We often see Circular Economy as addressing the core issue of our environmental boundaries and economic challenges, which in itself are already huge ones to overcome. Circular Economy is definitely a very impactful model that needs to be promoted, implemented and replicated wherever and whenever possible. Yet, how about reaching out to the last mile? How about defining a scheme that is fully inclusive of our people which is - I believe - what we are all intending to reach out for: well-being for all, right?
A Circular Economy today focuses – among others – on the notion of ‘Waste=Food’ from William McDonough & Michael Braungart, as well as of the Performance Economy from Walter Stahel where ‘the smaller the loops, the higher the resource efficiency and profit maximisation’. Hence, our focus is on: numbers of material saved, filing the 2050 resource gap of 40 billion tons* (*best scenario from Accenture’s ‘Circular Advantage’) and attaining some of our CO2 emissions goals.
But where are the people in all these numbers? Would focusing on profit maximisation be enough? Aren't we not made to thrive and be bold about a positive common future? Output discussions lead over the larger notion of Outcomes i.e. achieving a well-being for all vision.
Let us go a further mile and proclaim that ‘Poverty=Waste’! Why? Because both - poverty and waste - are externalities of our current linear system. As you know waste does not exist in our ecosystems, but you may say the same for poverty! Both are human creations from a system that has been designed with a one-way motivation: always more consumption.
For waste, we did not realise the depth of our damages until recently where it now makes financial sense to look at the residual and lost value. For poverty, it dates back to ancient times where there has always been groups of people dominating others by whichever means leading to inequalities.
Our linear system has created environmental externalities such as pollution, waste, toxicity, and overall climate change, but these externalities also exist at societal levels: inequality, unemployment, fictitious capital (debt) creating poverty so that wealth could be built for others, people living with disability seen as less 'performing', and so on.
One cannot and will not solve global issues without putting the people at their core. Thanks to its virtuous loops, its collaborative-to-survive tactics and, its learning from Nature’s Principles strategy, a Circular Economy could be seen as the right system approach to address our long-term social patterns that could not be solved in a linear thinking world. Our mission today is about designing the right framework from the start so that future generations will benefit from it.
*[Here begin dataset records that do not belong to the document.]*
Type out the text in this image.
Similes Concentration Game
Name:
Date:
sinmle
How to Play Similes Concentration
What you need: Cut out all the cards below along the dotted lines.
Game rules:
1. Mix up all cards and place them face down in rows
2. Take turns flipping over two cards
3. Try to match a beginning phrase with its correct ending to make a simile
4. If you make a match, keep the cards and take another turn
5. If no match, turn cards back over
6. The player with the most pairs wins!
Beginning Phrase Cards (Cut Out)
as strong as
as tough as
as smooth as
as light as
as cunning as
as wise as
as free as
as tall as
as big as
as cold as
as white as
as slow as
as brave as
A socially inclusive Circular Economy could have these three main people-centred pillars:
Pillar 1: People's Inclusiveness: - where one can access goods for all - since 'accessing goods' no longer require owning them, this would free up financial means for other services and thus leading towards poverty eradication;
Pillar 2: People's Value Creation: - where one can access more with less - since even with low income a decent life can still be possible, this would create less dependency on financial credit, thus generating less indebtedness;
Pillar 3: People's Wellbeing: - where one can access secured income - since a Circular Economy would lead to jobs, micro-jobs and micro-tasks creation that do not exist yet, with the adapted tax shift* (*Walter Stahel), labour becomes this endless renewable resource, thus driving unemployment downwards.
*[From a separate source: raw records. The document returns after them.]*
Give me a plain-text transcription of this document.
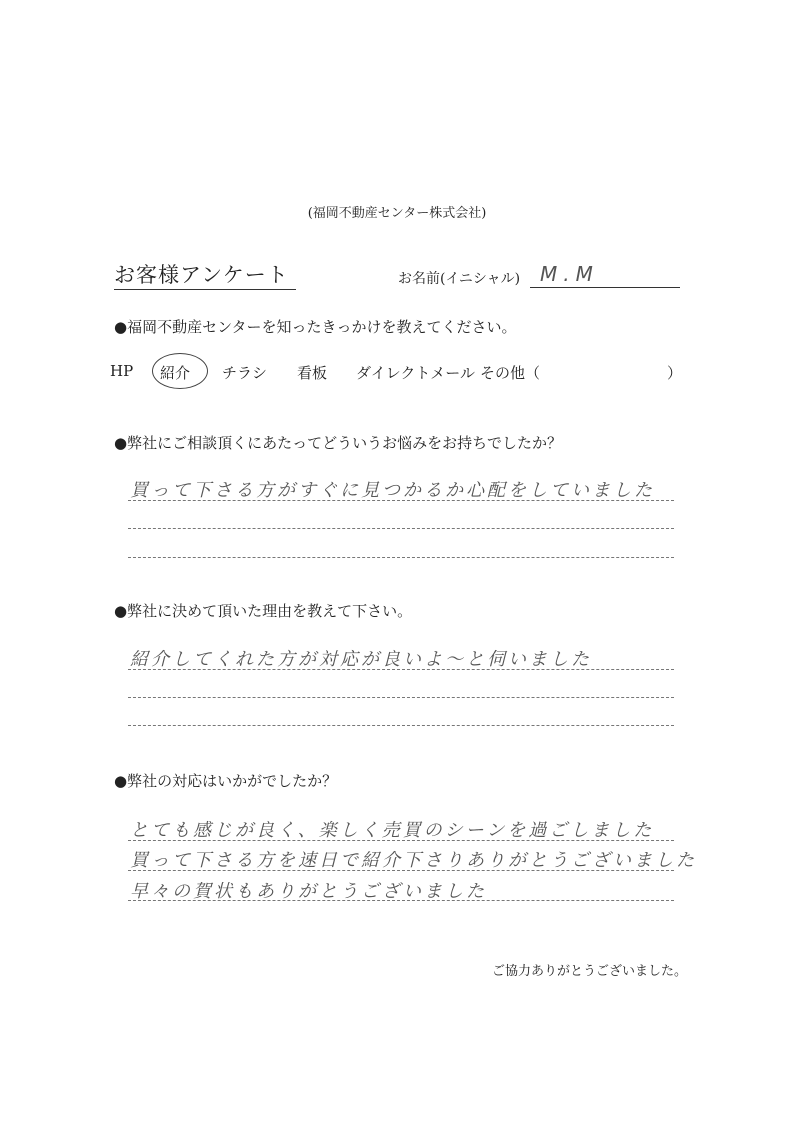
(福岡不動産センター株式会社)
お客様アンケート	お名前(イニシャル) M.M
●福岡不動産センターを知ったきっかけを教えてください。
HP 紹介 チラシ 看板 ダイレクトメール その他（	）
●弊社にご相談頂くにあたってどういうお悩みをお持ちでしたか？
買って下さる方がすぐに見つかるか心配をしていました
●弊社に決めて頂いた理由を教えて下さい。
紹介してくれた方が対応が良いよ〜と伺いました
●弊社の対応はいかがでしたか？
とても感じが良く、楽しく売買のシーンを過ごしました
買って下さる方を速日で紹介下さりありがとうございました
早々の賀状もありがとうございました
ご協力ありがとうございました。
Adding these three pillars might come as a natural pattern, especially in emerging markets where a sharing economy has always existed for people to survive. The concept of pay-as-you-go comes from Africa and is part of its people’s DNA. They are ahead of western cultures from this point of view. Besides it would be unwise to shift millions of inhabitants from collectivism to individualism thinking while the world is looking at new collaborative forms. One could learn from Africa!
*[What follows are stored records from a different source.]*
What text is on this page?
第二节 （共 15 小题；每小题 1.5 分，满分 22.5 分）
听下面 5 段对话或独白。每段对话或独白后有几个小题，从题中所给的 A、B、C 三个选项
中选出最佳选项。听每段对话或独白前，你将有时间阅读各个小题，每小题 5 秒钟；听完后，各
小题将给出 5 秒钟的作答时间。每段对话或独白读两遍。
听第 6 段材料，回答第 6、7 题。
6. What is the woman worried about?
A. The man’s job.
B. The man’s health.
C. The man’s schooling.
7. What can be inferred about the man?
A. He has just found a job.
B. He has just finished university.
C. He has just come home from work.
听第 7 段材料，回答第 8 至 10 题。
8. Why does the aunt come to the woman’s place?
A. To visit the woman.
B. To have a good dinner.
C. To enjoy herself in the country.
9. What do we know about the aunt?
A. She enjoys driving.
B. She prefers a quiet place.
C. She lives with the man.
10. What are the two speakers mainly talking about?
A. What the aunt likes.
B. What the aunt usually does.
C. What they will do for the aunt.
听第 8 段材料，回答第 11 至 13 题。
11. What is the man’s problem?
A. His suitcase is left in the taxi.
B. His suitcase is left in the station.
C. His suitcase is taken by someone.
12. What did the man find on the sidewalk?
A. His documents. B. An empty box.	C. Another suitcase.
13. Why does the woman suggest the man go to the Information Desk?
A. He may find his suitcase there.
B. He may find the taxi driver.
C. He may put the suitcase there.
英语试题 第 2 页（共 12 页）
Internalising poverty together with waste should be our ‘1-Earth-Economy’* (*first coined by John Elkington) bold vision! One can decouple resource use from growth, but one cannot decouple societal from environmental needs. A beneficial-for-all lateral growth is achievable as long as we redefine the notion of 'success' and 'ownership' away from monetary objectives as our sole reference. And that's where not many of us are prepared to jump in...
One of the reason being that numbers of ‘wealthier’ humans will increase, thus more consumption, thus more pressure on our ecosystems. By looking at how permaculture and biomimicry augment our ecosystems potentials based on optimisation of functions, forms and processes, our main worry should not be how many of us can the ‘system’ supports, but whether we would move away fast enough from individualism to true humanism i.e. away from greed.